Because I am getting older and have always worked with the idea of concealed and revealed, the River Lethe seemed like a good place to spend some time. So I built a boat with its passengers concealed under water with only fragments of memory surrounding them, fragments floating by on the currents of threads….tenuous threads of memory. And I am thinking that the boat will get to its destination (River Styx) and forget that was the place to be and start back….back and forth on the River Lethe losing recollections.

I have made tiny bamboo ladders for the souls to enter the boat and store their bits of clothing bundles on the way down to the passenger level. The text words have been picked out of an old romance novel. Actually the best text when fragments are needed is a romance novel. There are so many prepositions and past tense verbs that when isolated carry endless meanings. I have used this book titled Moss Rose and written by Taylor Day or Day Taylor (isn’t that a great romance novel writers name?) for so many years when I just wanted text for my artist books. The Proust Pulley, Lost Volumes I,II, III, jewelry and collage work have all benefited from how Ms Taylor (Day) put her words together.

There is much more to go on the it and I am thinking the river itself will be part of the piece. Why not?

Also this week I have begun to pack for a three day masters workshop weekend at Arrowmont. This one is taught by Stoney Lamar and Dan Essig. One is a wood turner, the other a book sculptor. It is all about surface texturing. I am taking all the things I would like to try to add texture to. Likely they will be expecting wood turners with their bowls and book artists with their wooden covers. I am more interested in how their techniques might be applied to my own materials of choice so it should be a good class and a wonderful opportunity to be back on the campus of Arrowmont. It has to have been at least six years since I taught there. Here are my bits and pieces to take so far.

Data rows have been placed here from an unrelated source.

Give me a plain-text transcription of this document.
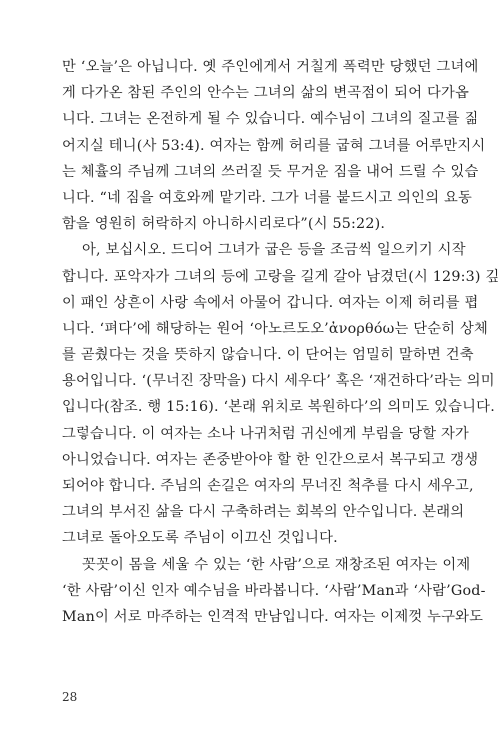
만 ‘오늘’은 아닙니다. 옛 주인에게서 거칠게 폭력만 당했던 그녀에
게 다가온 참된 주인의 안수는 그녀의 삶의 변곡점이 되어 다가옵
니다. 그녀는 온전하게 될 수 있습니다. 예수님이 그녀의 질고를 짊
어지실 테니(사 53:4). 여자는 함께 허리를 굽혀 그녀를 어루만지시
는 체휼의 주님께 그녀의 쓰러질 듯 무거운 짐을 내어 드릴 수 있습
니다. “네 짐을 여호와께 맡기라. 그가 너를 붙드시고 의인의 요동
함을 영원히 허락하지 아니하시리로다”(시 55:22).
아, 보십시오. 드디어 그녀가 굽은 등을 조금씩 일으키기 시작
합니다. 포악자가 그녀의 등에 고랑을 길게 갈아 남겼던(시 129:3) 깊
이 패인 상흔이 사랑 속에서 아물어 갑니다. 여자는 이제 허리를 폅
니다. ‘펴다’에 해당하는 원어 ‘아노르도오’ἀνορθόω는 단순히 상체
를 곧췄다는 것을 뜻하지 않습니다. 이 단어는 엄밀히 말하면 건축
용어입니다. ‘(무너진 장막을) 다시 세우다’ 혹은 ‘재건하다’라는 의미
입니다(참조. 행 15:16). ‘본래 위치로 복원하다’의 의미도 있습니다.
그렇습니다. 이 여자는 소나 나귀처럼 귀신에게 부림을 당할 자가
아니었습니다. 여자는 존중받아야 할 한 인간으로서 복구되고 갱생
되어야 합니다. 주님의 손길은 여자의 무너진 척추를 다시 세우고,
그녀의 부서진 삶을 다시 구축하려는 회복의 안수입니다. 본래의
그녀로 돌아오도록 주님이 이끄신 것입니다.
꼿꼿이 몸을 세울 수 있는 ‘한 사람’으로 재창조된 여자는 이제
‘한 사람’이신 인자 예수님을 바라봅니다. ‘사람’Man과 ‘사람’God-
Man이 서로 마주하는 인격적 만남입니다. 여자는 이제껏 누구와도
28
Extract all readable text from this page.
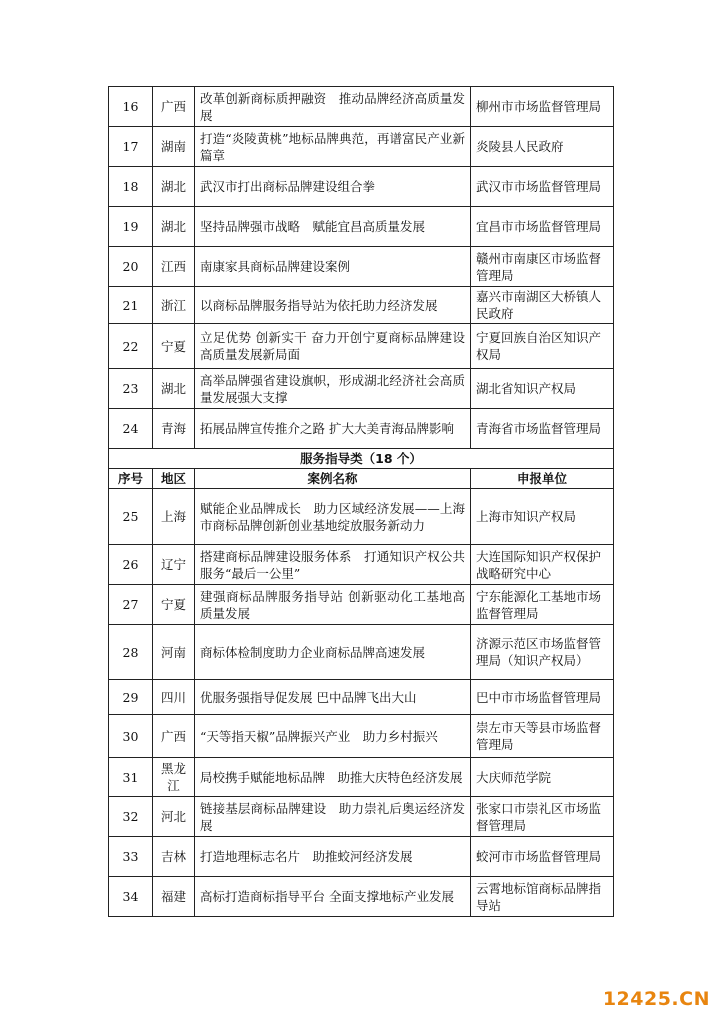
16	广西	改革创新商标质押融资　推动品牌经济高质量发展	柳州市市场监督管理局
17	湖南	打造“炎陵黄桃”地标品牌典范，再谱富民产业新篇章	炎陵县人民政府
18	湖北	武汉市打出商标品牌建设组合拳	武汉市市场监督管理局
19	湖北	坚持品牌强市战略　赋能宜昌高质量发展	宜昌市市场监督管理局
20	江西	南康家具商标品牌建设案例	赣州市南康区市场监督管理局
21	浙江	以商标品牌服务指导站为依托助力经济发展	嘉兴市南湖区大桥镇人民政府
22	宁夏	立足优势 创新实干 奋力开创宁夏商标品牌建设高质量发展新局面	宁夏回族自治区知识产权局
23	湖北	高举品牌强省建设旗帜，形成湖北经济社会高质量发展强大支撑	湖北省知识产权局
24	青海	拓展品牌宣传推介之路 扩大大美青海品牌影响	青海省市场监督管理局
服务指导类（18 个）			
序号	地区	案例名称	申报单位
25	上海	赋能企业品牌成长　助力区域经济发展——上海市商标品牌创新创业基地绽放服务新动力	上海市知识产权局
26	辽宁	搭建商标品牌建设服务体系　打通知识产权公共服务“最后一公里”	大连国际知识产权保护战略研究中心
27	宁夏	建强商标品牌服务指导站 创新驱动化工基地高质量发展	宁东能源化工基地市场监督管理局
28	河南	商标体检制度助力企业商标品牌高速发展	济源示范区市场监督管理局（知识产权局）
29	四川	优服务强指导促发展 巴中品牌飞出大山	巴中市市场监督管理局
30	广西	“天等指天椒”品牌振兴产业　助力乡村振兴	崇左市天等县市场监督管理局
31	黑龙江	局校携手赋能地标品牌　助推大庆特色经济发展	大庆师范学院
32	河北	链接基层商标品牌建设　助力崇礼后奥运经济发展	张家口市崇礼区市场监督管理局
33	吉林	打造地理标志名片　助推蛟河经济发展	蛟河市市场监督管理局
34	福建	高标打造商标指导平台 全面支撑地标产业发展	云霄地标馆商标品牌指导站
12425.CN
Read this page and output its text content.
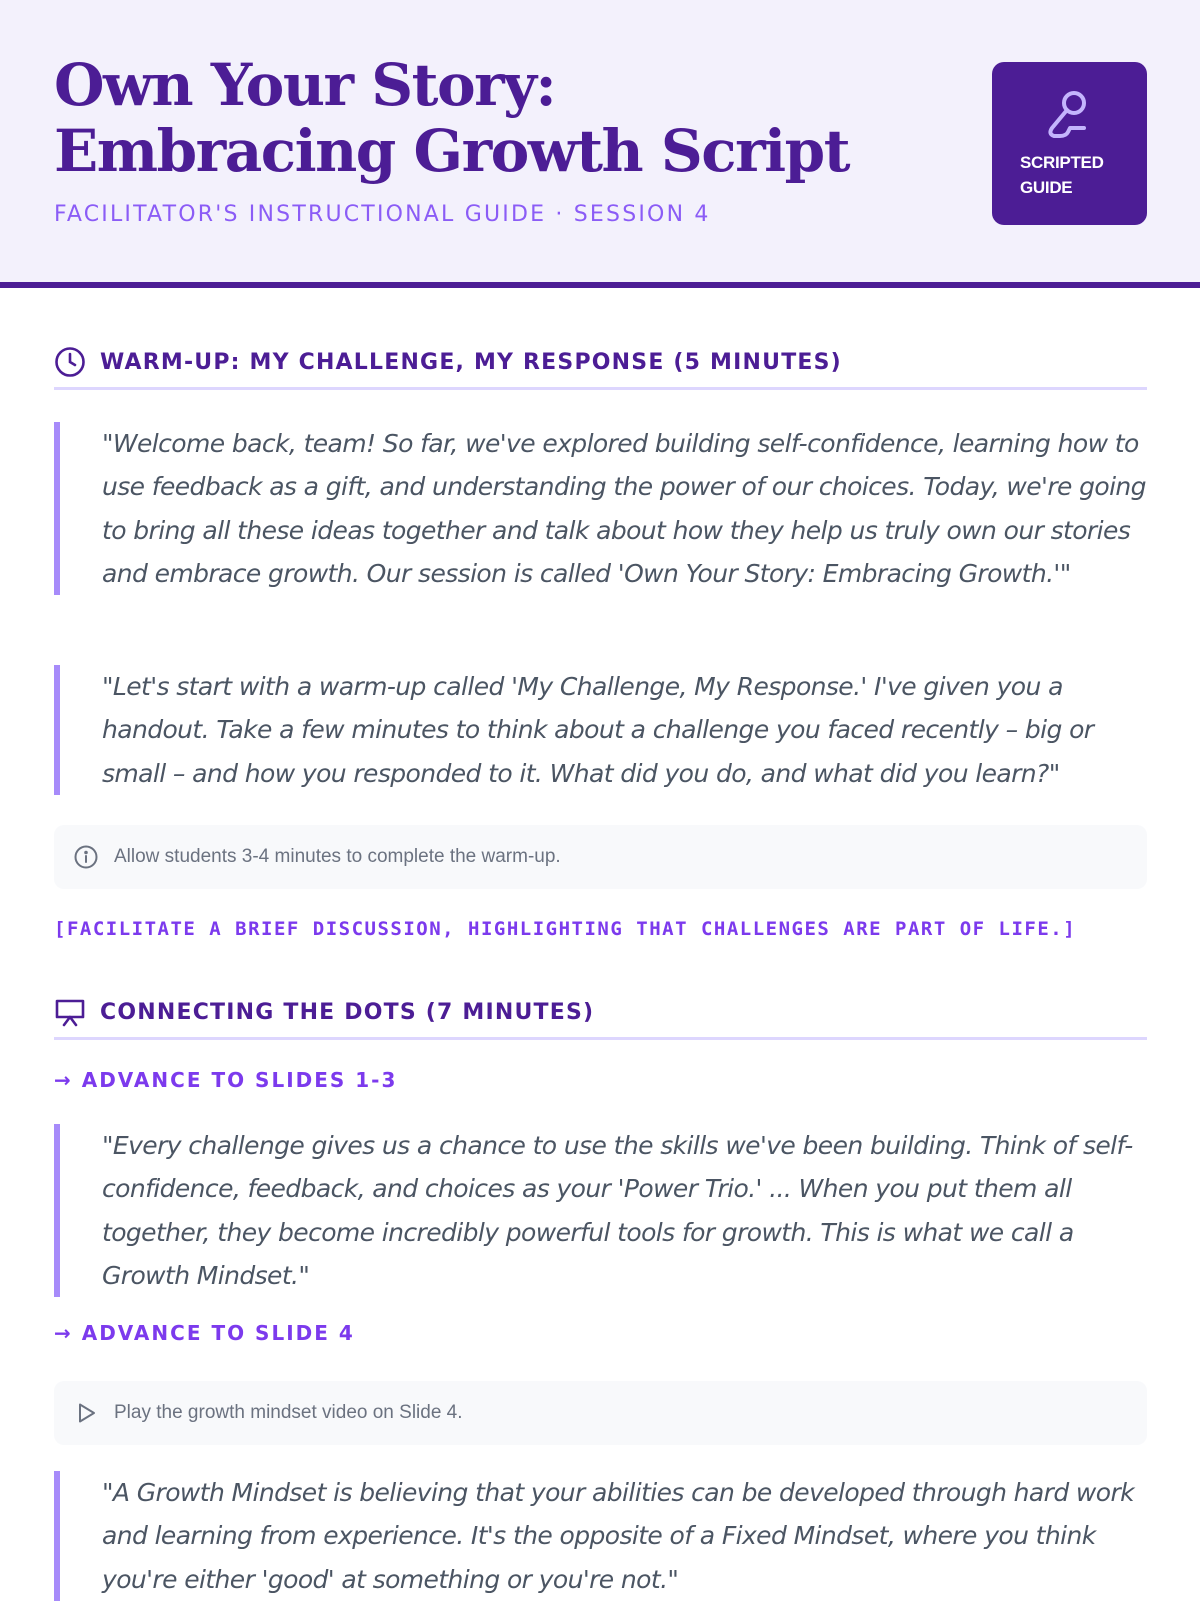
Own Your Story: Embracing Growth Script
FACILITATOR'S INSTRUCTIONAL GUIDE · SESSION 4
SCRIPTED
GUIDE
WARM-UP: MY CHALLENGE, MY RESPONSE (5 MINUTES)
"Welcome back, team! So far, we've explored building self-confidence, learning how to use feedback as a gift, and understanding the power of our choices. Today, we're going to bring all these ideas together and talk about how they help us truly own our stories and embrace growth. Our session is called 'Own Your Story: Embracing Growth.'"
"Let's start with a warm-up called 'My Challenge, My Response.' I've given you a handout. Take a few minutes to think about a challenge you faced recently – big or small – and how you responded to it. What did you do, and what did you learn?"
Allow students 3-4 minutes to complete the warm-up.
[FACILITATE A BRIEF DISCUSSION, HIGHLIGHTING THAT CHALLENGES ARE PART OF LIFE.]
CONNECTING THE DOTS (7 MINUTES)
→ ADVANCE TO SLIDES 1-3
"Every challenge gives us a chance to use the skills we've been building. Think of self-confidence, feedback, and choices as your 'Power Trio.' ... When you put them all together, they become incredibly powerful tools for growth. This is what we call a Growth Mindset."
→ ADVANCE TO SLIDE 4
Play the growth mindset video on Slide 4.
"A Growth Mindset is believing that your abilities can be developed through hard work and learning from experience. It's the opposite of a Fixed Mindset, where you think you're either 'good' at something or you're not."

materials for textures class

Milk paint will be a good part of the class and I learned much about this medium from Dolph Smith when doing the book below in his class when we were both teaching in Australia back in ’03. Back then we used very thin veneer and cut out our designs. I was trying to create an image of old Mercer Scroggs window in his workshop shed. The front of the book has the window and then on the back is the negative space of the hammer with some nails. This was fun to do and ended up being coptic bound with blank pages.

mercer book

mercer book back

During the week I spent two days helping my friend and student, Patti, finish and frame her two white line print textile pieces. She is the one student so far that I know who took the idea of making multiples of her prints and then stitching them together to create a “quilt”. All of her carvings are 2″ square and printed by hand with enough border to allow for the breathing space as well as the overlap needed for stitching. I only have this image of her Springtime birds. The companion piece is Autumn and is all acorns and oak leaves.  We framed them in natural pine deep frames measuring 18″ x 24″.

Pattis white line birds

Finally this week included reworking a painting that makes little sense out of context. In a novel I am writing….very slowly….there is an artist who paints in a particular sequence using particular imagery and very specific techniques. And since Lydia was so thorough in her commentary about her work, I decided to see if I could paint the “picture” she is working on in the novel.

She paints in large 4′ x 4′ canvases and I only had a 3′ x 3′ one. First she creates a mood with a background around a hazy figure that just appears there on the canvas. Then she has a dialogue with that figure to reason out what is mattering to that person or her. That then is described in a detailed painting placed somewhere on the body. I liked her idea enough to give it a go. The first one is glopping on almost every color of acrylic I have with a palette knife and dragging it down top to bottom. I kept covering it with more until I got it in an earth tone I could live with or more to the point Lydia could live with. It hung that way for better than a month in the studio and this week I changed the background to something softer, using the electric sander to dig down deeper and then add lighter paints and sand some more. I was likely influenced by the posting of those large sanded kimono paintings in an earlier blog.

Lydias painting started

Lydias painting revised

One last, very last I promise, thing. I cleaned and waxed the last of the small foundry molds for the In Search of Lost Time series.

foundry parts

It’s the rain and procrastination that has made this blog entry so long. but it only took one hour to complete.